Sans perdre un instant, Erwan se laissa glisser hors de son refuge et se mit à courir à travers champs comme s’il avait le diable à ses trousses. En quelques heures, sa vie si tranquille avait basculé dans le chaos le plus total et malgré sa voix intérieure qui lui disait qu’il était injuste, il ne pouvait s’empêcher d’en vouloir à son mentor. Toutes ses années, il lui avait fait confiance, mais celui-ci, semblait-il, était trop amoureux de ses secrets pour lui rendre la pareille. En fait, le garçon était mortellement inquiet : sur le moment, le numéro de Korlan l’avait bien fait rire, mais, maintenant, il tremblait en pensant aux conséquences. Comment allaient réagir les miliciens quand ils s’apercevraient que leur proie leur avait échappé ? Ne s’en prendraient-ils pas aux habitants de la ferme ? Erwan savait par Seamus que la police de l’Empereur avait souvent commis des exactions et les rumeurs que colportaient les marchands chaque année, n’étaient pas faites pour le rassurer. La peur au ventre, il courait à perdre haleine vers l’inconnu et se demandait ce que l’avenir lui réservait.

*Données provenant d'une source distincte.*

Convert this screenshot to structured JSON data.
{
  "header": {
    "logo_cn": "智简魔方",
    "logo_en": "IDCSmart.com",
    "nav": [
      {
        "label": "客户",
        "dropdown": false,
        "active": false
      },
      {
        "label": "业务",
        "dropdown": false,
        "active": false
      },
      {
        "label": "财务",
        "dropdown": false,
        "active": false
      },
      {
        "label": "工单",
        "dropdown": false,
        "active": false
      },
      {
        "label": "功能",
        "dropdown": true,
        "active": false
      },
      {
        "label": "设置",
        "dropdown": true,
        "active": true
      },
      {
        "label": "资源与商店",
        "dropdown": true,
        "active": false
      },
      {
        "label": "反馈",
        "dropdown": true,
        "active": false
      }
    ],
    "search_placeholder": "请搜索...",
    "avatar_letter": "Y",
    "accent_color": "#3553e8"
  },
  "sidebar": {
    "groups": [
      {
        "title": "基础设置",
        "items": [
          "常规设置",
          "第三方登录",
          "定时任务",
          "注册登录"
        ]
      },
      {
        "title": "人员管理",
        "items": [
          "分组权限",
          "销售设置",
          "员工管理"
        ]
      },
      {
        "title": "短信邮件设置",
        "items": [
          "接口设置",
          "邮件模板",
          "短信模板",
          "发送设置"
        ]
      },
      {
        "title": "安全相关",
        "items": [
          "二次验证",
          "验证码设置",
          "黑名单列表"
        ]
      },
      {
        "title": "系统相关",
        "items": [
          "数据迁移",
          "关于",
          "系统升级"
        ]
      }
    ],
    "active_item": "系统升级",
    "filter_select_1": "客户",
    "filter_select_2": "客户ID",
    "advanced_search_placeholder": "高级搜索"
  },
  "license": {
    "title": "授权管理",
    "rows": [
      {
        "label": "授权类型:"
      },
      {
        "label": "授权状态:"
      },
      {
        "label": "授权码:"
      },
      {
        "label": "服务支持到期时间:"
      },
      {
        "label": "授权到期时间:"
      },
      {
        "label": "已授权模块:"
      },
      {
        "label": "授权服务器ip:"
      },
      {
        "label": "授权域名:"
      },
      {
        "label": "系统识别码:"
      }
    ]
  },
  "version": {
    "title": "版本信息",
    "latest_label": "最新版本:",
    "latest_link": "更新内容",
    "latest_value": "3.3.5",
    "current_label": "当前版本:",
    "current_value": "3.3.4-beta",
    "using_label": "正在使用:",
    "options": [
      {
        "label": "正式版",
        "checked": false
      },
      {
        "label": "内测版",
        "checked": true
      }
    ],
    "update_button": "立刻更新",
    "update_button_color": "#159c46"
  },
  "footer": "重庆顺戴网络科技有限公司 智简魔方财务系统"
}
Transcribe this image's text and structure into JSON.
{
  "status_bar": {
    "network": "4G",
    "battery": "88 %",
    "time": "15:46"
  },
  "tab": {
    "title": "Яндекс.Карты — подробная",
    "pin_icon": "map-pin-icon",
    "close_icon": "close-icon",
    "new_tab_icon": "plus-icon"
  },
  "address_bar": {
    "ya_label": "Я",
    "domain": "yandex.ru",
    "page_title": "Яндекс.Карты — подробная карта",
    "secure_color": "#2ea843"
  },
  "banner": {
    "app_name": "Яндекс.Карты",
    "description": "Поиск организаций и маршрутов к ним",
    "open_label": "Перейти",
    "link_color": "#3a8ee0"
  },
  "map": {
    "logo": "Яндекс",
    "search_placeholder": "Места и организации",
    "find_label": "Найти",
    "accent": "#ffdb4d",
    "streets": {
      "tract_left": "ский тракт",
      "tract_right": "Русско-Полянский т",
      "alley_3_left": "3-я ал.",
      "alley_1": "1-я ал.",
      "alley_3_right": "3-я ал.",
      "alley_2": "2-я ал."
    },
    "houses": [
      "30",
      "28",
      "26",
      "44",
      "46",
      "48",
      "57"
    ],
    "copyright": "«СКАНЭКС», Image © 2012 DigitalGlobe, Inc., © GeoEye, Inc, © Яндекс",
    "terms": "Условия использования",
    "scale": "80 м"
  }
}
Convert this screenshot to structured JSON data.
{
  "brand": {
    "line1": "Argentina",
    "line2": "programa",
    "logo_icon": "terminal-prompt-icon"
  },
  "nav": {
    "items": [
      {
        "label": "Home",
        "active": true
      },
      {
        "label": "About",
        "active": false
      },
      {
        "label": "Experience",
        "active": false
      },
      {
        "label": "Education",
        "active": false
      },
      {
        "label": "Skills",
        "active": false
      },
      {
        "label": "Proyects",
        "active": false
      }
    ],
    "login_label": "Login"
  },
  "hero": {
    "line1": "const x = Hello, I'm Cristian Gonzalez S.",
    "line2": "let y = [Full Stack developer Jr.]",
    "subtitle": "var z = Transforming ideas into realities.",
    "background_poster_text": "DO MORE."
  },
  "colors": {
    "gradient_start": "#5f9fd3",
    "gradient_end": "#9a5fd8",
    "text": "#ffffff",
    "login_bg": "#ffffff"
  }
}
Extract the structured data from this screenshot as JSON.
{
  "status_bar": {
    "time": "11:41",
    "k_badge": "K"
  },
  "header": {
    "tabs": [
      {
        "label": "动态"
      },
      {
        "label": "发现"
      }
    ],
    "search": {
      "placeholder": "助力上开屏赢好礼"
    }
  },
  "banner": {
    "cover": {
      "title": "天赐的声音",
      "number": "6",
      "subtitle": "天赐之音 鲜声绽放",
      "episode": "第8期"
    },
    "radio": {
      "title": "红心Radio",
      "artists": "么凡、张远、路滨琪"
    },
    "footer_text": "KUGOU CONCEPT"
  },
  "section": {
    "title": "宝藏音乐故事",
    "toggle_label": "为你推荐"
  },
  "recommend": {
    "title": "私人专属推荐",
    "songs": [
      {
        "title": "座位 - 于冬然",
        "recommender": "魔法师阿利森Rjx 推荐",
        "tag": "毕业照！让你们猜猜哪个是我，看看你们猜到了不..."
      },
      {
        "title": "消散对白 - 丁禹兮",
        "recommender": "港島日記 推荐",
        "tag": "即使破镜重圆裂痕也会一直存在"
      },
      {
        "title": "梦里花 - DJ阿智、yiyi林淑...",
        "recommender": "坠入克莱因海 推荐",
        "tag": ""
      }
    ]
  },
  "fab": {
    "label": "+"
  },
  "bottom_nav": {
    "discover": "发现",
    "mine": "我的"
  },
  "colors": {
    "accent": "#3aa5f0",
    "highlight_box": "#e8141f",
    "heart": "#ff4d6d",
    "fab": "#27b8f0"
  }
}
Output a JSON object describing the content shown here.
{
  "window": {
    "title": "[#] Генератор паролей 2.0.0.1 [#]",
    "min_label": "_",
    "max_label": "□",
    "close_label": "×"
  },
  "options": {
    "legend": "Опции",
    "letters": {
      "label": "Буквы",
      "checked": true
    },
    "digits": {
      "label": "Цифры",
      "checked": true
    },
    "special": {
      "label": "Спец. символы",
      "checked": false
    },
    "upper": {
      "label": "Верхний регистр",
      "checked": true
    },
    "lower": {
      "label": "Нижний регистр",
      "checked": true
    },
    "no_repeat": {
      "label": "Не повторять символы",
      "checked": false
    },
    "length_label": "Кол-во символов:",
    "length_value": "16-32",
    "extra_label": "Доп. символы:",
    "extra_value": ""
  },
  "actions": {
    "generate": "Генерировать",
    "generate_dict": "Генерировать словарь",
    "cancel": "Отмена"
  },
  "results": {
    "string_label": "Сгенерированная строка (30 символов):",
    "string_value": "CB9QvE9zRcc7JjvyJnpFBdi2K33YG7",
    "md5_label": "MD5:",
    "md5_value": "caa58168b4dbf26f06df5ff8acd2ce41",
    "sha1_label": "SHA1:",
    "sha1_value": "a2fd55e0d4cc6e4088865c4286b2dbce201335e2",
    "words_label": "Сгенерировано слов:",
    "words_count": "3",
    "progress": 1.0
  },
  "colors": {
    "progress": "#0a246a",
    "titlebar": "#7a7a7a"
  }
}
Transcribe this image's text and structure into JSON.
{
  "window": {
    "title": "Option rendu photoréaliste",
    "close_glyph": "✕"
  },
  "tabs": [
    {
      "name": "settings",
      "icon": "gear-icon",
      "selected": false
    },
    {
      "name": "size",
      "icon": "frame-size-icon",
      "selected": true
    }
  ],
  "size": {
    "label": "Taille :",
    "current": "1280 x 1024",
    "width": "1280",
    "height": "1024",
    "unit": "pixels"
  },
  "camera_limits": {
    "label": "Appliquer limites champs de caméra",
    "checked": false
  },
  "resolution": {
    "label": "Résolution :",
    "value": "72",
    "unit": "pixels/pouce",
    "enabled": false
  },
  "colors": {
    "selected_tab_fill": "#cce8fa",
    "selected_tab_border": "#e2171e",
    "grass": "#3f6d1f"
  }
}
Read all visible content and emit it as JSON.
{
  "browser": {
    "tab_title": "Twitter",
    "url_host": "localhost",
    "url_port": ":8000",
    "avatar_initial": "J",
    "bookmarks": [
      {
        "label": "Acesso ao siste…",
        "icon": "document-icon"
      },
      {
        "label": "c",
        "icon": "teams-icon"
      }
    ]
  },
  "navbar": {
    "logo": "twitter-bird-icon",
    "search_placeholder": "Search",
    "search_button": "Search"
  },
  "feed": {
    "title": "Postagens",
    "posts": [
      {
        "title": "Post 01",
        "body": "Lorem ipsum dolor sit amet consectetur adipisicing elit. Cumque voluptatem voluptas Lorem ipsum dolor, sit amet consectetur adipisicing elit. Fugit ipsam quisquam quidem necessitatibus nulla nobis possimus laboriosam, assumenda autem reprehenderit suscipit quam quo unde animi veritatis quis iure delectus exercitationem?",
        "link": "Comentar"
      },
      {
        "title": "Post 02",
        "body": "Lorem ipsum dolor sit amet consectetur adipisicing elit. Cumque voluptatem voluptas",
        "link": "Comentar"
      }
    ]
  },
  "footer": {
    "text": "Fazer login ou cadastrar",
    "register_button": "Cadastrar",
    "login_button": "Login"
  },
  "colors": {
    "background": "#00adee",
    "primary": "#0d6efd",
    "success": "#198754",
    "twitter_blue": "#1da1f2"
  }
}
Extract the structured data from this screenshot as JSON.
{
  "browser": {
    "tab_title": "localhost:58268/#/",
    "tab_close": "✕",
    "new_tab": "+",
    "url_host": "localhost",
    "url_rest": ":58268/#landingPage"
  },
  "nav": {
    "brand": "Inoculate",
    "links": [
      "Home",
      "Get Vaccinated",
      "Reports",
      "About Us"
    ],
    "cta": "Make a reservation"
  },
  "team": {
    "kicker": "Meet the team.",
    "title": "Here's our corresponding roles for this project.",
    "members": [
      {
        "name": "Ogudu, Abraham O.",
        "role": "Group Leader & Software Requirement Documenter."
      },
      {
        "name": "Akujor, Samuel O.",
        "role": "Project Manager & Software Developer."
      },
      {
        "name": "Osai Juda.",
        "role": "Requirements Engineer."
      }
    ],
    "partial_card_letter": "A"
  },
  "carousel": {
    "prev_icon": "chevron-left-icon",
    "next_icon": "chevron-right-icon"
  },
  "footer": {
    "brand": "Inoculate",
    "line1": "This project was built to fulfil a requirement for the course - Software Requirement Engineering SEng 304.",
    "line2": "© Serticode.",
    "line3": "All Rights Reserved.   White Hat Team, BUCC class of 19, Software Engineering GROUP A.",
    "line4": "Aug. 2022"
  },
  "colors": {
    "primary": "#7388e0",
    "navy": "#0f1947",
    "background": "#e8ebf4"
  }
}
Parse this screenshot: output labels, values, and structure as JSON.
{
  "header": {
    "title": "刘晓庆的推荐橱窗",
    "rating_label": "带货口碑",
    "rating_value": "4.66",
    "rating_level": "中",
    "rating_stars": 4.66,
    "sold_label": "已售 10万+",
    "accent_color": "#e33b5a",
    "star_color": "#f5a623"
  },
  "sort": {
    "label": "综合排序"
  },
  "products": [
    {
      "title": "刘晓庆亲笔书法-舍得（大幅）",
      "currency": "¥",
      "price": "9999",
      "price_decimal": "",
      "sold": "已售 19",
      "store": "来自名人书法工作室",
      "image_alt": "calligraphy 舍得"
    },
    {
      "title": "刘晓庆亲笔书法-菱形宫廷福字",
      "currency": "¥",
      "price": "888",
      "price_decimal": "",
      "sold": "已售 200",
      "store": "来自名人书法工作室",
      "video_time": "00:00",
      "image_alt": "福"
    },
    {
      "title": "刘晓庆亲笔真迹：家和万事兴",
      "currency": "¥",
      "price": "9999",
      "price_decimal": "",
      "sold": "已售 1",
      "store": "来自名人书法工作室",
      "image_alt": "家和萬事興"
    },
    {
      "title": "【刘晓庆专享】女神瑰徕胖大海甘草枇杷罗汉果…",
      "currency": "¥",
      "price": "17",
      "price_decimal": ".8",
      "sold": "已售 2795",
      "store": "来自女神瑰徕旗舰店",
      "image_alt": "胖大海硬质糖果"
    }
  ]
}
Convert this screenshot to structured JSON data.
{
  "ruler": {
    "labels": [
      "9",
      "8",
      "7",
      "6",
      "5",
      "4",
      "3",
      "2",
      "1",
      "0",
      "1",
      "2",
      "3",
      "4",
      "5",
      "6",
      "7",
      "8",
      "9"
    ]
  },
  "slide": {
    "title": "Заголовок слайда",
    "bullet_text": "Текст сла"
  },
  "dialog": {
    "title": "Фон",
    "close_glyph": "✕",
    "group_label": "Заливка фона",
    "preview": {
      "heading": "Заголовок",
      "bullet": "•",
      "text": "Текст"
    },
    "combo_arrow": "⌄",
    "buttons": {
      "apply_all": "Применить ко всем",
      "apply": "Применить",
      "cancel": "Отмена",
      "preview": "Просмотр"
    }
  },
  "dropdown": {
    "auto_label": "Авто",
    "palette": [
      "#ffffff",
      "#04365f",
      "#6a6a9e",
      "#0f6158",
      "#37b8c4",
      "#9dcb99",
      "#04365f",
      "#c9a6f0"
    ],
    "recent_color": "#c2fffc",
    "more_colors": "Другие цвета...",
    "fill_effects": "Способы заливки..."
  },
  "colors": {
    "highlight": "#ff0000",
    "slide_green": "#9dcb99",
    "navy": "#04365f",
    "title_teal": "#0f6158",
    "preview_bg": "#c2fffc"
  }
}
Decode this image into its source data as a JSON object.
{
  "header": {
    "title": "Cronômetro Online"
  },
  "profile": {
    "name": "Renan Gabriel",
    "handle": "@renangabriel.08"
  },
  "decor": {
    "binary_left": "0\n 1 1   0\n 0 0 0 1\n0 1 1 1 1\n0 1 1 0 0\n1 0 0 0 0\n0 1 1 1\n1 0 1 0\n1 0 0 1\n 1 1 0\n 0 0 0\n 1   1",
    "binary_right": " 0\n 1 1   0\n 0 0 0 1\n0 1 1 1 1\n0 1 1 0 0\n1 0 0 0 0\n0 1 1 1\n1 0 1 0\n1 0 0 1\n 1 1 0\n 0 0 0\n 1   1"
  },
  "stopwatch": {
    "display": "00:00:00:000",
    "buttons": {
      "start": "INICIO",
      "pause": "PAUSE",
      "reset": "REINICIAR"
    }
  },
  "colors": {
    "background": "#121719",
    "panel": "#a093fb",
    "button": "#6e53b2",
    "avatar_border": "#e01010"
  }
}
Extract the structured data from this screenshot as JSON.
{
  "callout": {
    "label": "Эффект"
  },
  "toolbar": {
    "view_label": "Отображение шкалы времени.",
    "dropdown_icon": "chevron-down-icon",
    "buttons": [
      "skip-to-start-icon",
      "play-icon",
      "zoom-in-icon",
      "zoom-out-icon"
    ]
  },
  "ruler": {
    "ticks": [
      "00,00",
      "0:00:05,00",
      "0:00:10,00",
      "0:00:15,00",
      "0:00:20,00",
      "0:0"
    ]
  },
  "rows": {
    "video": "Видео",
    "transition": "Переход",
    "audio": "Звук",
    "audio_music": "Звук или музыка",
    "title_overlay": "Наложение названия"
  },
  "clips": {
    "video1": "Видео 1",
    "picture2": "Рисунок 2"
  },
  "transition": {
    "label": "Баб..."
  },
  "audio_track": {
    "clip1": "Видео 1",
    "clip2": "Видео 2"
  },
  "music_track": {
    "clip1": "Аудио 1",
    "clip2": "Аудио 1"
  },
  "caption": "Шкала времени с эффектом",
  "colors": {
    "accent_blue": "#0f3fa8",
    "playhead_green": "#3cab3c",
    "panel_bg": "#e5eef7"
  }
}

Quand enfin il arriva à destination, le garçon avait la tête en ébullition, et son cœur battait la chamade. Seamus l’attendait sur le pas de la porte et, au premier coup d’œil comprit son désarroi. Avec un sourire rassurant il posa ses mains sur ses épaules, et avant même qu’Erwan put lui parler de ses angoisses, il dit :
- Calme toi, mon garçon, vide ton esprit, montre-moi que toutes mes leçons n’ont pas été vaines et que tu peux réfléchir sereinement. A ton avis, que va faire la milice quand elle s’apercevra que tu ne reviens pas chez toi ?
- Comment savez-vous que…?
Erwan ne termina pas sa question, c’était secondaire. Intensément conscient du poids des mains sur ses épaules, il vida son esprit de toutes ses pensées parasites et se concentra sur la question qui lui était posé. Il reconnaissait bien là, la façon d’enseigner de son mentor : quand il butait sur un problème, Seamus ne lui donnait jamais la solution. Il recadrait son élève et le laissait seul parvenir aux conclusions. Et tout s’éclaira d’un coup.
- Si j’étais à leur place, dit-il avec une nouvelle assurance, je laisserai un ou deux hommes sur place pour m’assurer que je ne reviens vraiment pas et, sans me préoccuper du reste de la famille qui a montré qu’elle ne s’inquiétait pas de moi, j’irais aux nouvelles dans le village pour en apprendre plus.
- Bonne déduction, approuva son vieil ami, continus, vas au bout de ton raisonnement.
- Ils vont apprendre assez vite que je fréquente assidûment l’ermite du village et bien sur, ils viendront ici et ne nous trouverons pas.
- Bravo ! Conclusion ?
- Trouvant cette double disparition plutôt louche, ils se lanceront à notre poursuite oubliant ma famille.
- Exact fiston, ce qui veut dire qu’il ne faut pas traîner plus longtemps si nous voulons prendre de l’avance sur eux et espérer les semer. Nous passerons par Bris afin d’acheter des chevaux et ensuite en route pour Bolac
Sans perdre un instant, leurs paquetages prêts, les deux fugitifs s’enfoncèrent dans les bois qui longeaient l’Argent en direction du sud. Erwan, en bon forestier, effaçait leurs traces et malgré la nuit, n’avait aucun mal à se diriger grâce à ses yeux de lynx. Ils avaient décidé de ne pas s’arrêter avant l’aube pour garder une avance confortable sur leurs éventuels poursuivants. Le cœur lourd et l’esprit rempli de questions, Erwan marchaient d’un bon pas. Il ne savait pas quel avenir lui réservait le destin mais il était sûr d’une chose : désormais plus rien ne serait comme avant. Seamus lui avait menti trop longtemps pour qu’il le suive aveuglément et ce mensonge, même si son ami l’avait commis pour le protéger, se dressait entre eux comme un sombre nuage devant le soleil, présage d’orage dans un ciel d’été.